On Watch the Throne, Jay-Z and Kanye West released a sprawling, flawed attempt at an epic that would — in theory — fulfill both their desires to make stadium-filling hip-hop that spoke about the black experience in America in 2011, while still managing to get in the occasional bar about how awesome/not awesome it was to be Kanye West and Jay-Z. While Watch the Throne was fun at times, be honest — there aren’t more than one or two tracks from that album you still listen to on even a weekly basis. It ended up ringing false with both artists, and proved largely forgettable. So how is it that a 27-year-old sitcom star possibly best known for videos about bros who rape other bros may have succeeded where Jay and ‘Ye failed?
For those of you who’ve never been on YouTube or waste their lives watching The Big Bang Theory on Thursdays at 8 (Seriously … stop that), Donald Glover started out in comedy in a very similar manner to how he began in hip-hop: slowly working his way from non-traditional formats (posting sketches with Derrick Comedy on YouTube: releasing EPs for free through his website) to now finding himself on the edge of stardom — if not the precipice of breaking out — and at least a solid audience and credibility with the indie crowd (Community barely hits four million viewers on NBC, but garners massive critical acclaim; Camp is being released on the more traditional, but still independent label Glassnote). With Camp, his debut physical release under rap moniker Childish Gambino, Glover makes the kind of Big Hip-Hop Statement that his sitcom made with its paintball episode (and I promise this is the last Community reference). This is a talented young man with a desire to take his music in any direction it can possibly go.
Lyrically, Gambino has always produced solid, quotable lines. After all, he was a writer before he got into acting (as many of his old songs will inform you, he won an Emmy for writing on 30 Rock) and still produces some of the best verses you’ll hear in hip-hop this year. However, whereas EPs like Culdesac and Be Alone occasionally got bogged down in hashtag rap and trying to convince people he’s actually a rapper, Camp, for the most part, abandons that format, and it’s telling. “Backpackers”, the album’s lone song that succumbs to that outdated style of rap, is the worst song on the album. This time around, Childish Gambino has truly fulfilled his desire to provide listeners with something real. Elements of actual story-telling and emotional outpouring fill Camp with a lifeblood that other mainstream rap records just haven’t had this year.
The album begins with its mission statement, “Outside”, a song both bigger in scale and somehow more intimate than most anything else hip-hop has seen this year. Gambino delivers heartbreak through couplets about his parents struggling just to move up to the projects (“that sound fancy to me”, he deadpans) before delivering a message to his cousin – and perhaps the entire black community — to not allow society to define who they are.

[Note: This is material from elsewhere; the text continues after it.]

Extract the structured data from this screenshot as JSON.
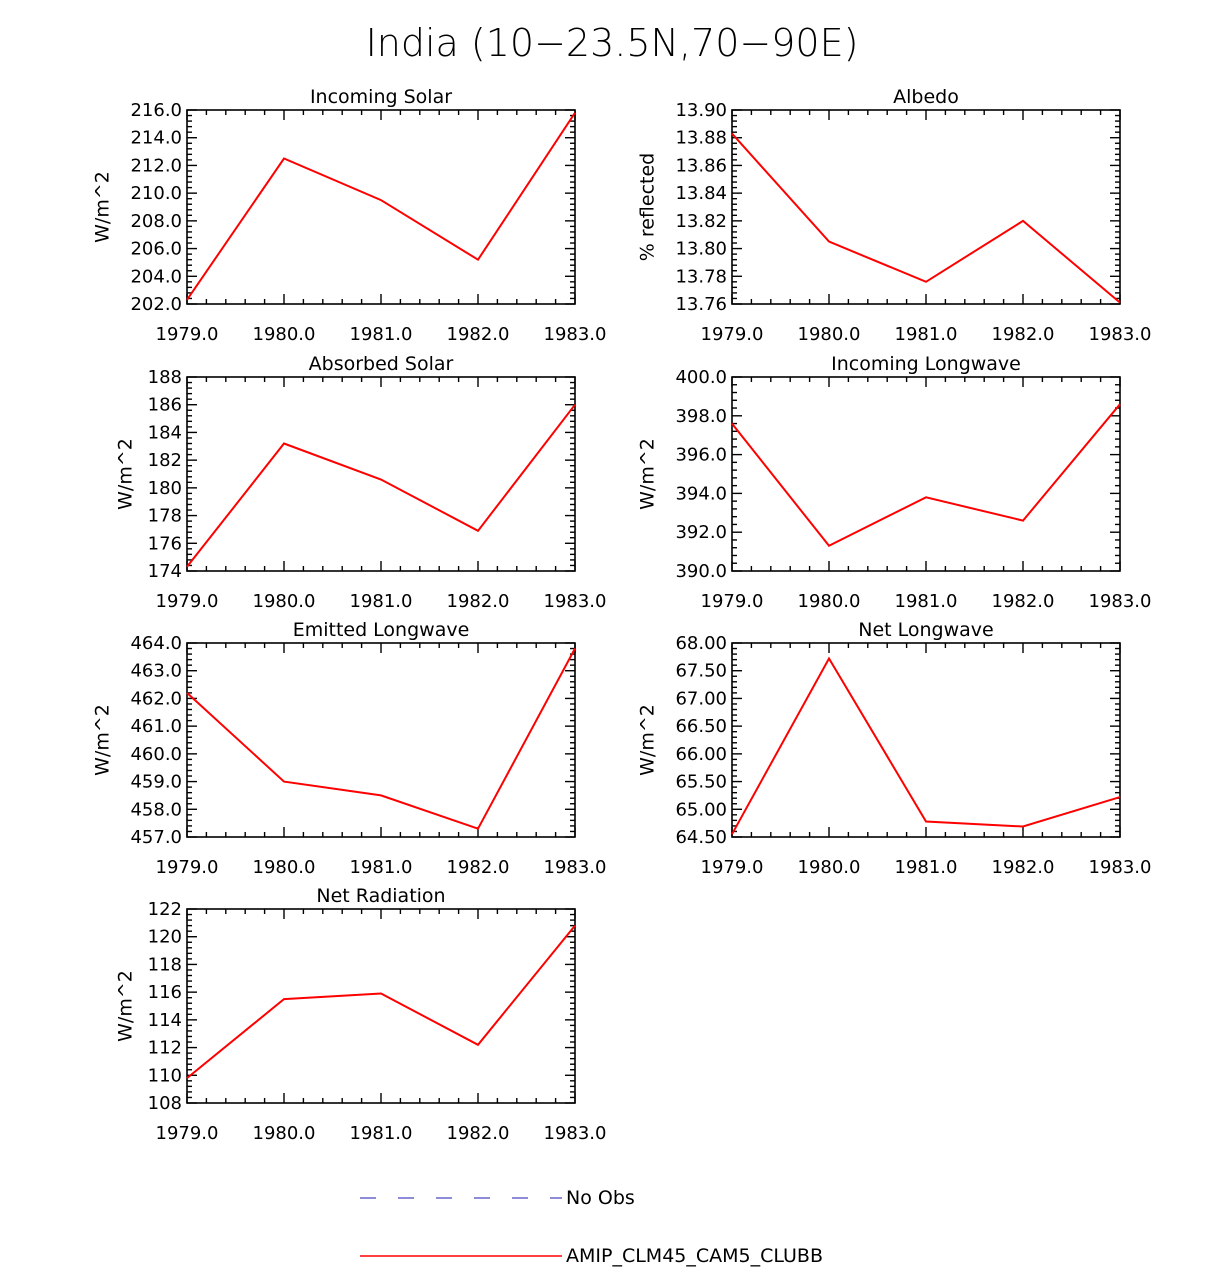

The genius of Glover is his ability to comment on the experience of his own personal struggle, or the struggle of young, nerdy, middle-class African American kids he seeks to entertain, while at no point feeling exclusive. For every line about growing up poor, there’s another about growing up as an outsider at “that white school.” Camp is not a record for black kids or white kids or Asian girls (though there’s a lot on this album for all of you, especially the latter) — it is an album for the underdog.
One of the criticisms often levied against Childish Gambino are those of sexism, including a lengthy critique of Glover’s “Woman Problem” on Tumblr!!http://chocolatewastedberries.tumblr.com/post/6114155042/rape-is-hilarious-donald-glover-edition!!. While there are still some rough lines on Camp that are difficult to go to bat for (“You better shut your mouth/before I fuck it”, he responds to those who think they’re “allowed to say what all his raps are about”) he changes up his style on Camp by upping the stakes and spreading the loathing around: Throughout all of the album, we’re all kind of awful: men, women, and more than anyone, himself. A large part of the record deals with the emotion and anger that can come from young love gone bad. The fact is, people jump really easily into writing things off as misogynistic when it’s actually just about intense emotion and shouldn’t be applied logically. In the end, Gambino is caught up in the moment, and never turns the loathing harder on anyone other than himself.
Musically, however, is where Gambino improves tenfold. Ludwig Goransson’s production has taken Glover from largely laptop rap — or, even worse, spitting over whatever indie buzz band has Pitchfork’s attention at the moment — to a full band production combining sounds as diverse as ’90s hip-hop and R&B, to modern techno and dubstep on the record’s best song, “Heartbeat”. The album is a juxtaposition of mostly depressing, self-loathing rap mixed with some of the most enjoyable post-Graduation music.
In the end, Childish Gambino has produced a grand statement with Camp. The question of if the masses will hear it becomes the only question. This album is undoubtedly one of the best records of any genre to come out in 2011, and finally sets Donald Glover up as a “serious” rapper. It’s an album even Abed might be able to get emotional over (Sorry, I lied).